When debugging workflows with a Loop Over Items node, pay close attention to the "Executions" view in n8n. You can inspect the data flowing into and out of each node for each iteration of the loop, which is invaluable for identifying issues.

If an API call fails for a single item within the loop, the entire workflow might halt. Consider adding "Error" handling branches (using an "If Error" node or "Try/Catch" block) within the loop to log errors for individual items and allow the workflow to continue processing other items.Learning n8n: Tips for Navigating Loops Without Losing Your Mind | by Kyle Holder | Medium

Best practices

  • Concurrent execution limits: While the HTTP Request node's batching can be seen as implicit parallelism, remember that n8n itself has limits on concurrent workflow executions. If you're running many workflows concurrently, this can impact overall performance.
  • Caching: For APIs with infrequently changing data, consider implementing a caching mechanism within your workflow (e.g., storing results in a database or Redis) to reduce the number of redundant API calls.
  • Credential management: Always use n8n's credential management system for API keys and sensitive information. Never hardcode them directly into your nodes.
  • Detailed logging: For production workflows, implement detailed logging at critical points (e.g., before and after API calls) to help with debugging and monitoring.

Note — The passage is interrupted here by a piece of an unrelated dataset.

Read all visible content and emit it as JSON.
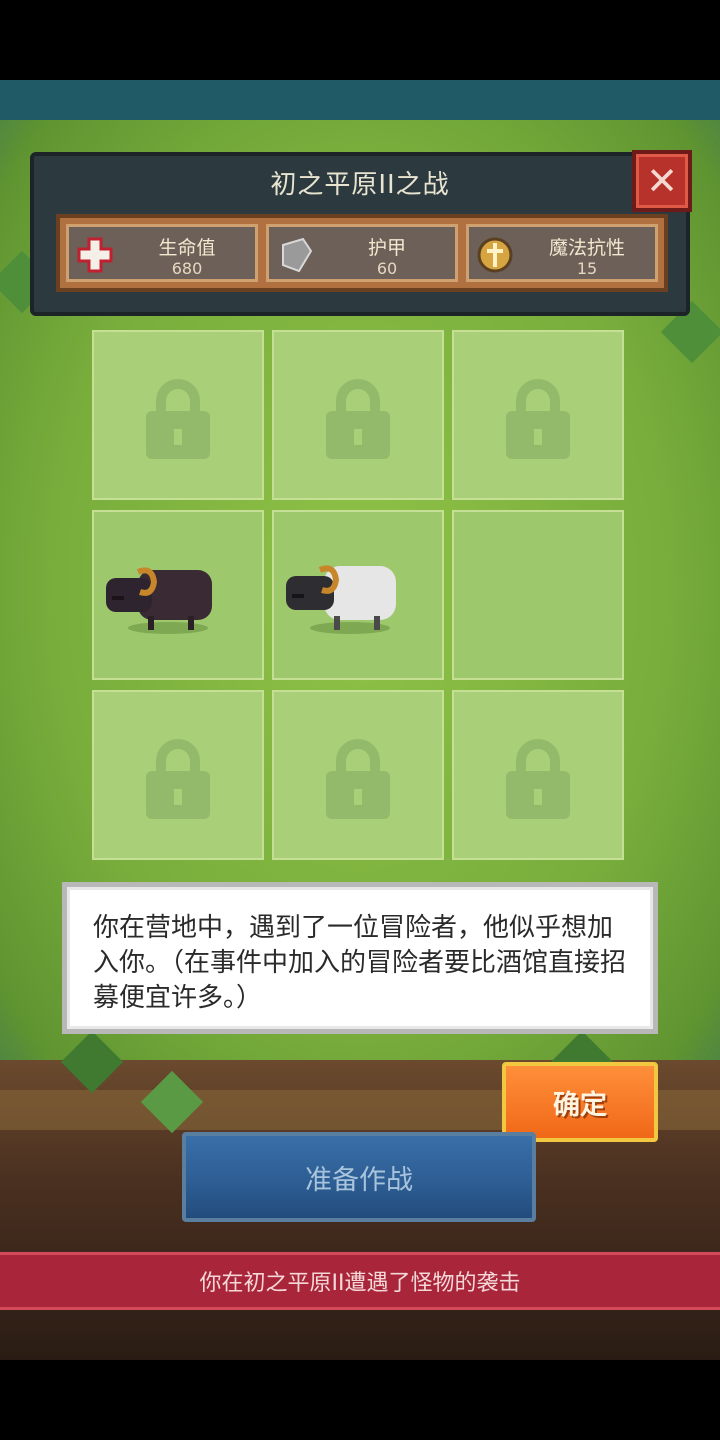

By understanding the nuances of the HTTP Request node's batching and the precise control offered by the Loop Over Items node, you can design and implement highly efficient, robust, and error-tolerant n8n workflows that seamlessly integrate with a wide variety of APIs.

Remember to always consult API documentation, test your workflows thoroughly, and iteratively refine your batching and looping strategies to achieve optimal performance and reliability.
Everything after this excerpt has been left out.